Next-Generation Roadmap for Massachusetts Climate Policy
|Policy Jurisdiction||State — Massachusetts|
|Tags||Air Quality, Clean Energy, JEDI, Labor/Workforce, Sustainable Building|
On March 26, 2021, Massachusetts Governor Baker signed legislation, “An Act Creating a Next-Generation Roadmap for Massachusetts Climate Policy” (“the Act”). 1 The Act amends the state’s Global Warming Solutions Act (GWSA) and directs state agencies to set interim economy-wide greenhouse gas (GHG) emissions limits, as well as sector-based emissions sublimits for certain sectors, every five years. It codifies the state’s long-term emissions limit of net-zero emissions by 2050 and directs the adoption of a 2030 emissions limit of “at least 50 percent below 1990 levels” and a 2040 emissions limit of “at least 75 percent below 1990 levels.” The Act also increases Renewable Portfolio Standard (RPS) requirements, directs the creation of a municipal opt-in energy building code, addresses environmental justice protections, and directs the procurement of an additional 2,400 megawatts (MW) of offshore wind by 2027.
The Act defines “environmental justice populations” and other key terms and includes several provisions intended to increase environmental justice protections. When evaluating proposed projects that are in proximity to, or are anticipated to affect, such populations, the Act requires state agencies to prepare environmental impact assessments and take additional public participation measures.
The Act expands the Massachusetts Environmental Policy Act (MEPA) review process to require EEA (Office of Energy and Environmental Affairs) to prepare a state environmental impact report for any project that is “likely to cause damage to the environment and is located within a distance of one mile of an environmental justice population.”
For projects that impact air quality, environmental impact reports are required “if the project is likely to cause damage to the environment and is located within a distance of five miles of an environmental justice population.” If EEA’s environmental impact report determines that an environmental justice population is subject to “an existing unfair or inequitable environmental burden or related health consequence,” the report must identify “any: (i) environmental and public health impact from the proposed project that would likely result in a disproportionate adverse effect on such population; and (ii) potential impact or consequence from the proposed project that would increase or reduce the effects of climate change on the environmental justice population.” If EEA determines that a proposed project is significant and will impact an environmental justice population, EEA must take additional public participation measures specified in the Act. The Act also directs EEA to consider “environmental justice principles,” as defined in the Act, in making any policy or decisions on projects under review, in order to reduce unfair or inequitable impacts to environmental justice populations. Additionally, EEA must “establish standards and guidelines for the implementation, administration and periodic review of environmental justice principles” used by state agencies.
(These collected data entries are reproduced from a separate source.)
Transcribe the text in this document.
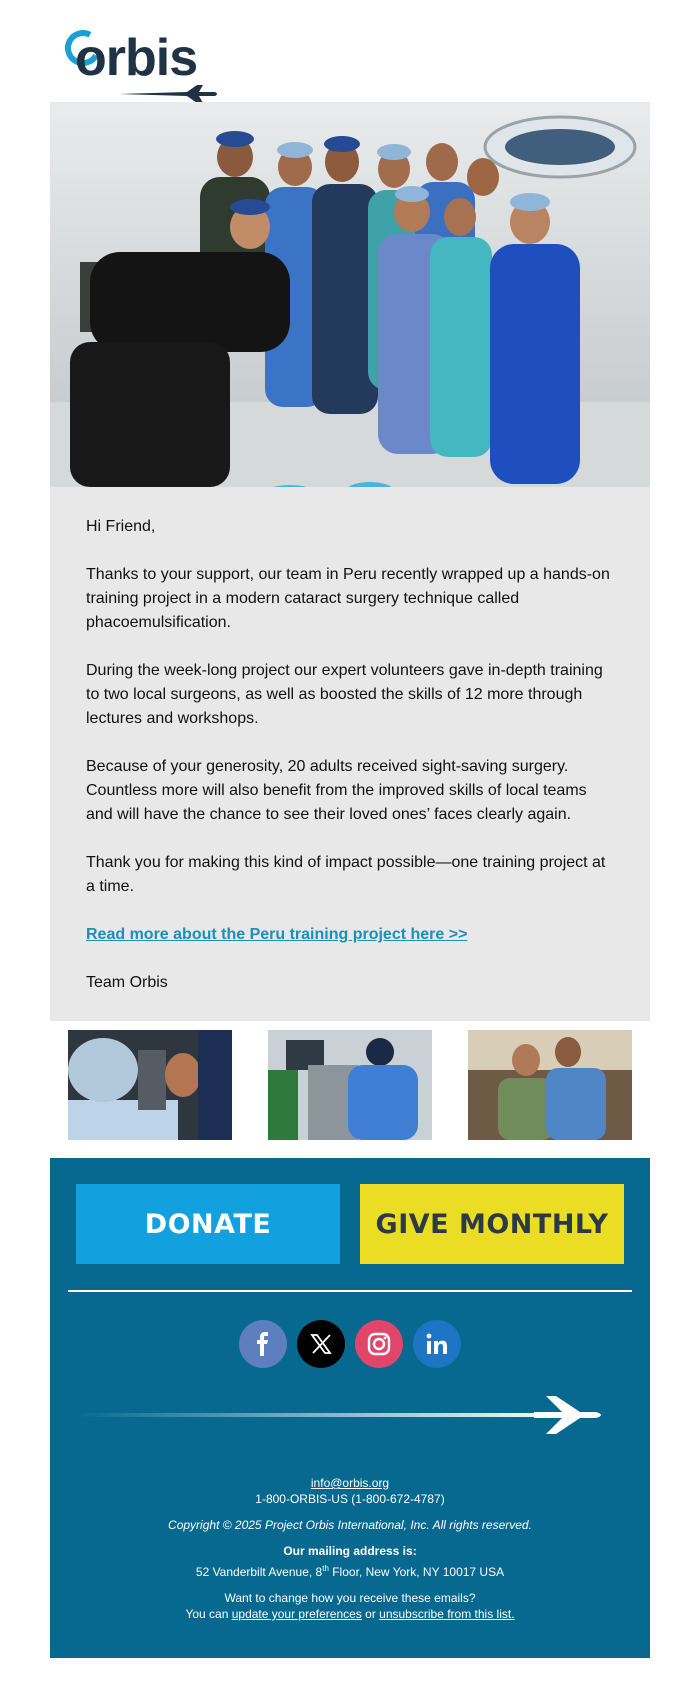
orbis

Hi Friend,

Thanks to your support, our team in Peru recently wrapped up a hands-on training project in a modern cataract surgery technique called phacoemulsification.

During the week-long project our expert volunteers gave in-depth training to two local surgeons, as well as boosted the skills of 12 more through lectures and workshops.

Because of your generosity, 20 adults received sight-saving surgery. Countless more will also benefit from the improved skills of local teams and will have the chance to see their loved ones’ faces clearly again.

Thank you for making this kind of impact possible—one training project at a time.

Read more about the Peru training project here >>

Team Orbis

DONATE	GIVE MONTHLY
info@orbis.org
1-800-ORBIS-US (1-800-672-4787)
Copyright © 2025 Project Orbis International, Inc. All rights reserved.
Our mailing address is:
52 Vanderbilt Avenue, 8th Floor, New York, NY 10017 USA
Want to change how you receive these emails?
You can update your preferences or unsubscribe from this list.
Environmental Justice Council The Act also establishes an environmental justice council. The Governor will appoint nine to 15 members to the council to provide recommendations on policies and standards to meet environmental justice principles. By July 31, 2022, and every five years thereafter, the council must evaluate and analyze the definition of an “environmental justice population” and provide advice and policy recommendations to EEA when needed, to ensure the objectives of the state’s environmental justice principles, as defined in the Act, are being met.